Clin Exp Pharmacol Physiol. 2014 Aug;41(8):579-88. doi: 10.1111/1440-1681.12250.
Metabolic syndrome (MetS) and chronic kidney disease are global health issues. Metabolic syndrome induces hypertension and commonly results in renal damage. The optimal therapy for hypertension in MetS is unknown. Thiazide diuretics are first-line therapy; however, these drugs may have untoward effects. In the present study we investigated the effects of azilsartan (AZL), chlorthalidone (CLTD) and their combination on blood pressure and renal injury in a rodent model with features of MetS. Dahl salt-sensitive rats were fed high-fat (36% fat), high-salt (4% NaCl) diet. Groups were then treated with vehicle, AZL (3 mg/kg per day), CLTD (5 mg/kg per day) or AZL + CLTD. Mean arterial pressure was recorded continuously by telemetry. After 26 days, rats were killed humanely and their kidneys were harvested for histology. Both AZL and CLTD attenuated the rise in blood pressure compared with vehicle and the combination further reduced blood pressure compared with CLTD alone. All treatments reduced proteinuria and albuminuria. Nephrinuria was prevented only in groups treated with AZL. Nephrinuria was 57% lower and proteinuria was 47% lower with combination therapy compared with AZL alone. All treatments reduced the number of inflammatory cells in the kidney. In conclusion, in our model, AZL and CLTD lower blood pressure and exhibit renal protective effects. Treatment with AZL offers additional protection, as evidenced by lower nephrinuria and plasma monocyte chemoattractant protein-1 levels. Combination therapy afforded the greatest protective effects and may be the best choice for hypertensive therapy in MetS.

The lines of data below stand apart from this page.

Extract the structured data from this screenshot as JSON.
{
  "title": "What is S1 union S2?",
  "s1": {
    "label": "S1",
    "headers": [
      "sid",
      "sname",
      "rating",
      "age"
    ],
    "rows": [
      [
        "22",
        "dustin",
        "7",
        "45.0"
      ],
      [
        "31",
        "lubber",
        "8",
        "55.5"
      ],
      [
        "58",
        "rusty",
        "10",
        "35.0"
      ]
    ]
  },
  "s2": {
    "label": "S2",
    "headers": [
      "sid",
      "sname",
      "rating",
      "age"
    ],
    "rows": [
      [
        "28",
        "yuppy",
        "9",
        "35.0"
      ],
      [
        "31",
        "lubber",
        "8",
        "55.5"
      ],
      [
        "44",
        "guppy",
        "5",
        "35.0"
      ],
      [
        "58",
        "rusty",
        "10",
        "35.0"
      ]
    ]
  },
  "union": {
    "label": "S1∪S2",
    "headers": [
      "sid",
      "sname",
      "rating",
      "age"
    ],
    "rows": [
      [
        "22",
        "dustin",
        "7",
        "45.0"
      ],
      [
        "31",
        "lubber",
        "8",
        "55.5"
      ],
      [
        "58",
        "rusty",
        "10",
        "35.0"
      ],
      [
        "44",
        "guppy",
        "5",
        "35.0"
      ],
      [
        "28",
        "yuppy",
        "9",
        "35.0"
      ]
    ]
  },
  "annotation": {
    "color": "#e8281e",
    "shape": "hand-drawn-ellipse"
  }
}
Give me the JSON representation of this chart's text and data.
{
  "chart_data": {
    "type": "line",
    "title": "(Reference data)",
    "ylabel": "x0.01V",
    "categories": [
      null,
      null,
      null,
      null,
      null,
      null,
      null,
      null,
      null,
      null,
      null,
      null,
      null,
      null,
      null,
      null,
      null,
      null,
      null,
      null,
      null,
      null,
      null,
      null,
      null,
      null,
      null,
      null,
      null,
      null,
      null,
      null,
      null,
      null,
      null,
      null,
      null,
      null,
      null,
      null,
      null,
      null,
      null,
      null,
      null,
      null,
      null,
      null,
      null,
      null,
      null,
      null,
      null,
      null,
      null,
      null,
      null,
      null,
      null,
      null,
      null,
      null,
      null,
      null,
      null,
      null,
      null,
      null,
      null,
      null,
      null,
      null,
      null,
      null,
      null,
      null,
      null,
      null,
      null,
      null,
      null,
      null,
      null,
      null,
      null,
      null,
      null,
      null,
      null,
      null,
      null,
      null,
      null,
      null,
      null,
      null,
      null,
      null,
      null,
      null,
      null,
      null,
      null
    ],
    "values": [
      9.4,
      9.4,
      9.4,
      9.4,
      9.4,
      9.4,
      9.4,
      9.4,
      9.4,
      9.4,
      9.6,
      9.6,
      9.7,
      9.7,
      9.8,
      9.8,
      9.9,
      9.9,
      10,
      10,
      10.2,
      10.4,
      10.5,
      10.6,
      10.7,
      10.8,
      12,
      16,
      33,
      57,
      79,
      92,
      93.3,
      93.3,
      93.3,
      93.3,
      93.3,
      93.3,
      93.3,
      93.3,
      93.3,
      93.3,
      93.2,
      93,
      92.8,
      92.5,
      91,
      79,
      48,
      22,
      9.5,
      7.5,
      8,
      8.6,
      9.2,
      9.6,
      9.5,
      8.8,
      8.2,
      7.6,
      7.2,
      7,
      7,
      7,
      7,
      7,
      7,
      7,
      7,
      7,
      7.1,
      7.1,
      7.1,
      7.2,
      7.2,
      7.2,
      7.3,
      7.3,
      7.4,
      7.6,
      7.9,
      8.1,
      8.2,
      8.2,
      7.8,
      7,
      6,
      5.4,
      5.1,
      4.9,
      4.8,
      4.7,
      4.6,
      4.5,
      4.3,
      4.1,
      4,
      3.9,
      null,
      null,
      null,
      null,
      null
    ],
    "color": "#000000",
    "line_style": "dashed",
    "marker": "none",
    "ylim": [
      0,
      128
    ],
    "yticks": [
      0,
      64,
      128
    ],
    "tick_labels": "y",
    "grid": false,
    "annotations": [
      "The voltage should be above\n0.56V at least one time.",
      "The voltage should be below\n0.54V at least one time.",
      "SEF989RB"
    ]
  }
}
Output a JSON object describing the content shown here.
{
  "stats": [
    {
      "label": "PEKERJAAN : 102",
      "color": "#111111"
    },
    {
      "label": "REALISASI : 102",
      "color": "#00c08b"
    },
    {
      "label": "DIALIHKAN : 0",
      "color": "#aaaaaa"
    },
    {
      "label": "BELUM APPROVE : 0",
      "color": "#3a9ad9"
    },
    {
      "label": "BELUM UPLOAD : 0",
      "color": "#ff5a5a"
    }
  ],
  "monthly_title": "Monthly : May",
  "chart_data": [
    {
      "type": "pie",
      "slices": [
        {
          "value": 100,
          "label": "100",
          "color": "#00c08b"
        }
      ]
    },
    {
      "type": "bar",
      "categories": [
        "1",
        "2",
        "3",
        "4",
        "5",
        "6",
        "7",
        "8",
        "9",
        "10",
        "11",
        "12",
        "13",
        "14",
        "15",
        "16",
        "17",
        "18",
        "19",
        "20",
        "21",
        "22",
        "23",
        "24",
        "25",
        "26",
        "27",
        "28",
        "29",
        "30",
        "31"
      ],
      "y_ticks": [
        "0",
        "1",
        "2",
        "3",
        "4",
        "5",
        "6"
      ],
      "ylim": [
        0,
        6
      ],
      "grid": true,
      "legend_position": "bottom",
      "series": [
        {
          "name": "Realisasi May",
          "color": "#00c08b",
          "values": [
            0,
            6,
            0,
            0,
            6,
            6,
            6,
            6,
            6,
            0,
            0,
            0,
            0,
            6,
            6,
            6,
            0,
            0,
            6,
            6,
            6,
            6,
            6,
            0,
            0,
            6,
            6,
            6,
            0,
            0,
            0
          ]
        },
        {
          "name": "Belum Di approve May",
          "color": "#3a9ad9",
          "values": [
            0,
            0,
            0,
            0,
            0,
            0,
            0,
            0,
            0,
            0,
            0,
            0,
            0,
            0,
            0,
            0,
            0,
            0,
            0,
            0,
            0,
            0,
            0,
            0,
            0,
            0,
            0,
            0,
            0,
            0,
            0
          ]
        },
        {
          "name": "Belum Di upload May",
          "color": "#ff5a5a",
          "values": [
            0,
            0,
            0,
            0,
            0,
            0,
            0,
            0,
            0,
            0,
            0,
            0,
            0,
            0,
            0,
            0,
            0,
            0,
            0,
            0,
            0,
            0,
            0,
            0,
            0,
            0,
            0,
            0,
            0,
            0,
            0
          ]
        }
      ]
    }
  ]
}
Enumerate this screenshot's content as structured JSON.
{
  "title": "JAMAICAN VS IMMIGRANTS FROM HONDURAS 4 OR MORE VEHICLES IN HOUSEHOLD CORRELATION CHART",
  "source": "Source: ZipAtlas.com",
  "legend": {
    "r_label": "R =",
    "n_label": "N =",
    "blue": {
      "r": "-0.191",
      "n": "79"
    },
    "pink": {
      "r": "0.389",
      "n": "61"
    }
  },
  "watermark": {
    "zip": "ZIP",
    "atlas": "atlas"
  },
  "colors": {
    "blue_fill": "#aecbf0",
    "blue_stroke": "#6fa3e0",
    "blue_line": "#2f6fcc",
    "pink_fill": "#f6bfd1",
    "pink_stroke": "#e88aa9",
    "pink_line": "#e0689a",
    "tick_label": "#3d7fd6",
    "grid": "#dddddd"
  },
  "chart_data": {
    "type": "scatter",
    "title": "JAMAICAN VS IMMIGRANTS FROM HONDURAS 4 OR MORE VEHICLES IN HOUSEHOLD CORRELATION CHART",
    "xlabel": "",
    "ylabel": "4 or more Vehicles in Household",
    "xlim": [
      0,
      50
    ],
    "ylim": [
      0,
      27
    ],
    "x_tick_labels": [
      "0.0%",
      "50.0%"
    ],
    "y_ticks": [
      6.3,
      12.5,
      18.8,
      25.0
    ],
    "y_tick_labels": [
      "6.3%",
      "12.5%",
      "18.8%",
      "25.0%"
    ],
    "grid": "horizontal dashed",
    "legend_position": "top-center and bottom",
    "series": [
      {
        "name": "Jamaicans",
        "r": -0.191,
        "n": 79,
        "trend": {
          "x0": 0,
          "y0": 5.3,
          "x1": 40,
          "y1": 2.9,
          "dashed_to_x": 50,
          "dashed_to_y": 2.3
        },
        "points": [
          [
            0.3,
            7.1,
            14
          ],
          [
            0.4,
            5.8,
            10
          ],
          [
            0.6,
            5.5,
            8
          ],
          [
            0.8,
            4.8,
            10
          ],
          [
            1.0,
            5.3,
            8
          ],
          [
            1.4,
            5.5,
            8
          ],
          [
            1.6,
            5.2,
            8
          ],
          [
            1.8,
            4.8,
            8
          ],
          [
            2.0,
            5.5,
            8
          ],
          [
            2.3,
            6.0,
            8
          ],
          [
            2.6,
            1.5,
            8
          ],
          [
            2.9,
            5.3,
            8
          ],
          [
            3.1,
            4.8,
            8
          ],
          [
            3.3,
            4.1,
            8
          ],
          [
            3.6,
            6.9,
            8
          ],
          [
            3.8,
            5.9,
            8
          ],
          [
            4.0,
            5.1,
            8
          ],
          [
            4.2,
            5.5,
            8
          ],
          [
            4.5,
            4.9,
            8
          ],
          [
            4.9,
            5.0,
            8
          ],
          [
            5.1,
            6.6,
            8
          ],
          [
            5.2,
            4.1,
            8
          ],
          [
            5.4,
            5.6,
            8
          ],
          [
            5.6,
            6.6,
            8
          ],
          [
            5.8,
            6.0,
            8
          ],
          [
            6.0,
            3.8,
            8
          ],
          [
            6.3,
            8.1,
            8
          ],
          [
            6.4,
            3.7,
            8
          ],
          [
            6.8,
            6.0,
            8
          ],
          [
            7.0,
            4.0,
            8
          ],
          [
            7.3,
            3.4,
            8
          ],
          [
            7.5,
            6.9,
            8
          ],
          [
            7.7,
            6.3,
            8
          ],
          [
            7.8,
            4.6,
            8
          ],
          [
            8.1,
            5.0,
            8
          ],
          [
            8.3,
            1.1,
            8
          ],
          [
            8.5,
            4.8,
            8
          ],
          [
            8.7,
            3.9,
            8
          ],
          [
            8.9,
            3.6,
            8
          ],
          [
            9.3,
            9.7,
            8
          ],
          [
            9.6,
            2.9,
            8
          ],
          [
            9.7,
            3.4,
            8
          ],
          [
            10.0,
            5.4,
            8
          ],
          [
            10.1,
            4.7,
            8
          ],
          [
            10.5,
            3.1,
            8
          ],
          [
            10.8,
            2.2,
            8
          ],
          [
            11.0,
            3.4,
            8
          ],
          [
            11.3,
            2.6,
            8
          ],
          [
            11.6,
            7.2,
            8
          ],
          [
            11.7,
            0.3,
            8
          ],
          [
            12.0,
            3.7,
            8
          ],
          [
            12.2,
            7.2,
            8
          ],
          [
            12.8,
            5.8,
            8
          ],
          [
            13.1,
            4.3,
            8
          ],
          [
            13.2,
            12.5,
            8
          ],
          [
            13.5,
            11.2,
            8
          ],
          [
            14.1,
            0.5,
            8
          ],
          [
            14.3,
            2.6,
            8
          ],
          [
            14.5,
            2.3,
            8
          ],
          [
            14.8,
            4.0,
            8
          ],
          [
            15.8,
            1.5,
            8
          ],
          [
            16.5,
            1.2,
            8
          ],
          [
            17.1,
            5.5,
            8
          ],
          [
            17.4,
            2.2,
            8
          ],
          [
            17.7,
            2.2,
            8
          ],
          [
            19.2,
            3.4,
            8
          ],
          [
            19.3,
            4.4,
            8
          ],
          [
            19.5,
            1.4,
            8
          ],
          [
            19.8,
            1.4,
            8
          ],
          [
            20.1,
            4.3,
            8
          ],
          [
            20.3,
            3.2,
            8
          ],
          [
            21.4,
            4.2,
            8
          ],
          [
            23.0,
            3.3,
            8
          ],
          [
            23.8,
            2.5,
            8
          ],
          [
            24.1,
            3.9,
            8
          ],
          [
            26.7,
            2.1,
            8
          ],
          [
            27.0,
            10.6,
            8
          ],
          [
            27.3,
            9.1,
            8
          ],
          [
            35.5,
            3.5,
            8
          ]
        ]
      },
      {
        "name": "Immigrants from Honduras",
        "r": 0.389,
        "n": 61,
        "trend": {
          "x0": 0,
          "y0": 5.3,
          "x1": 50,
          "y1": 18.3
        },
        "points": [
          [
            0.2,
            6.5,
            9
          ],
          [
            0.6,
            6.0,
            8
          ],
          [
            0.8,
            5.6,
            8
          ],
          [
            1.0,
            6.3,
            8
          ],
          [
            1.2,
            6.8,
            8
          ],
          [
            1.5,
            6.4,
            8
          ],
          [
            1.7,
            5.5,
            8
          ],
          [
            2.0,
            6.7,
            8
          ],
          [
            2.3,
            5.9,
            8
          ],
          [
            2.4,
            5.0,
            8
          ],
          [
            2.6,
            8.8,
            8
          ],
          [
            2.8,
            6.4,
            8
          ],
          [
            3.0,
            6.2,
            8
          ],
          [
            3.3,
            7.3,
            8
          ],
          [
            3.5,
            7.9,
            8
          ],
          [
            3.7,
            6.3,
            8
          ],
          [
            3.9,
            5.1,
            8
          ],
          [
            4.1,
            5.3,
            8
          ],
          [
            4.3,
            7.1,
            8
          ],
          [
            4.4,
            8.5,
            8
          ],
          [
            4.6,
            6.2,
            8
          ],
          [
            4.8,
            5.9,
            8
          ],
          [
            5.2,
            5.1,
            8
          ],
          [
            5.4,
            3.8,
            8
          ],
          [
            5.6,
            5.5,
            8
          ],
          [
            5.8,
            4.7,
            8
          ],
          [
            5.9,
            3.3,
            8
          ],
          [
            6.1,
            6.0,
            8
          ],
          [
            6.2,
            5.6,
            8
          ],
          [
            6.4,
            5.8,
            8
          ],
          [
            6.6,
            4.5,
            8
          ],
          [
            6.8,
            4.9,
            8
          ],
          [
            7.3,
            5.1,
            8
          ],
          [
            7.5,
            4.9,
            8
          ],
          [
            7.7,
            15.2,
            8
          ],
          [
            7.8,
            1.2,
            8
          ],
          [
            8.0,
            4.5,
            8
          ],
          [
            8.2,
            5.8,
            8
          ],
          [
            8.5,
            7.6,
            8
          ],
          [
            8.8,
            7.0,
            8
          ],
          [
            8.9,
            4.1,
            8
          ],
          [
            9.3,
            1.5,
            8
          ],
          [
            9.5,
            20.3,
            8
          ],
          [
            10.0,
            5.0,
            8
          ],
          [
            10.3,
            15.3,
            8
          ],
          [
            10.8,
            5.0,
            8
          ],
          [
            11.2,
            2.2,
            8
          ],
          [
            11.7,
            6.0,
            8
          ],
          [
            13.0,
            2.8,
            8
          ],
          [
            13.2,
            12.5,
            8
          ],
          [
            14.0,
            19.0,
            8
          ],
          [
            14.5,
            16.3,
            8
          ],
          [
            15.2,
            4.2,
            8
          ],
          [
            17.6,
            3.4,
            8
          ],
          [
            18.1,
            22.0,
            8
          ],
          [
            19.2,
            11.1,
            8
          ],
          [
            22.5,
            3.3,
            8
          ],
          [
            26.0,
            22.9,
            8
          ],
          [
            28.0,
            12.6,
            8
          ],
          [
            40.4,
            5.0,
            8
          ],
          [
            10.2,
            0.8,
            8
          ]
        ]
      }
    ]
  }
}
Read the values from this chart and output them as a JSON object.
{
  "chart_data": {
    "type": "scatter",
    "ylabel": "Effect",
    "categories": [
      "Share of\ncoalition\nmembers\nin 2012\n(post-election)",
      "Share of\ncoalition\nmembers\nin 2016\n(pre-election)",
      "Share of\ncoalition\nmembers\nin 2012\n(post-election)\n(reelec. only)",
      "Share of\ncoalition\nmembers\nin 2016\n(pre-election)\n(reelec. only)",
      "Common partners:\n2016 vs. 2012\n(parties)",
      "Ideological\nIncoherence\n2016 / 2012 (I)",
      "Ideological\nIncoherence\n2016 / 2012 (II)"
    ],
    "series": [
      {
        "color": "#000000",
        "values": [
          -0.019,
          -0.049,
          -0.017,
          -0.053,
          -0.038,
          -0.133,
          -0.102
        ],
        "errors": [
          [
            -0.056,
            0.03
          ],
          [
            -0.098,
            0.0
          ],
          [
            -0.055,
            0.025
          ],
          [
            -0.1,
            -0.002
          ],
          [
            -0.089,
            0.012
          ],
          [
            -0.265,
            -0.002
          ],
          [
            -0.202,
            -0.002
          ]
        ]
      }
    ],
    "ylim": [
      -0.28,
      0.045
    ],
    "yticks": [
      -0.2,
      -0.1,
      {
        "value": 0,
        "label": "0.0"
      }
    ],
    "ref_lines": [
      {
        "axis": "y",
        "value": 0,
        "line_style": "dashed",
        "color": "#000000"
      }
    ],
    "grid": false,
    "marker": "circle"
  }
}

代谢综合征(MetS)和慢性肾脏病是全球性的健康问题。代谢综合征会引发高血压,并常常导致肾损伤。代谢综合征患者高血压的最佳治疗方法尚不清楚。噻嗪类利尿剂是一线治疗药物;然而,这些药物可能有不良作用。在本研究中,我们在具有代谢综合征特征的啮齿动物模型中研究了阿齐沙坦(AZL)、氯噻酮(CLTD)及其联合用药对血压和肾损伤的影响。给 Dahl 盐敏感大鼠喂食高脂肪(36%脂肪)、高盐(4%氯化钠)饮食。然后将大鼠分为几组,分别给予赋形剂、AZL(每天 3 毫克/千克)、CLTD(每天 5 毫克/千克)或 AZL + CLTD 进行治疗。通过遥测技术连续记录平均动脉压。26 天后,对大鼠实施安乐死并摘取肾脏进行组织学检查。与赋形剂相比,AZL 和 CLTD 均能减轻血压升高,且联合用药与单独使用 CLTD 相比能进一步降低血压。所有治疗均能减少蛋白尿和白蛋白尿。仅在接受 AZL 治疗的组中预防了肾损伤。与单独使用 AZL 相比,联合治疗使肾损伤降低了 57%,蛋白尿降低了 47%。所有治疗均减少了肾脏中的炎症细胞数量。总之,在我们的模型中,AZL 和 CLTD 可降低血压并具有肾脏保护作用。AZL 治疗提供了额外的保护,较低的肾损伤和血浆单核细胞趋化蛋白-1 水平证明了这一点。联合治疗提供了最大的保护作用,可能是代谢综合征高血压治疗的最佳选择。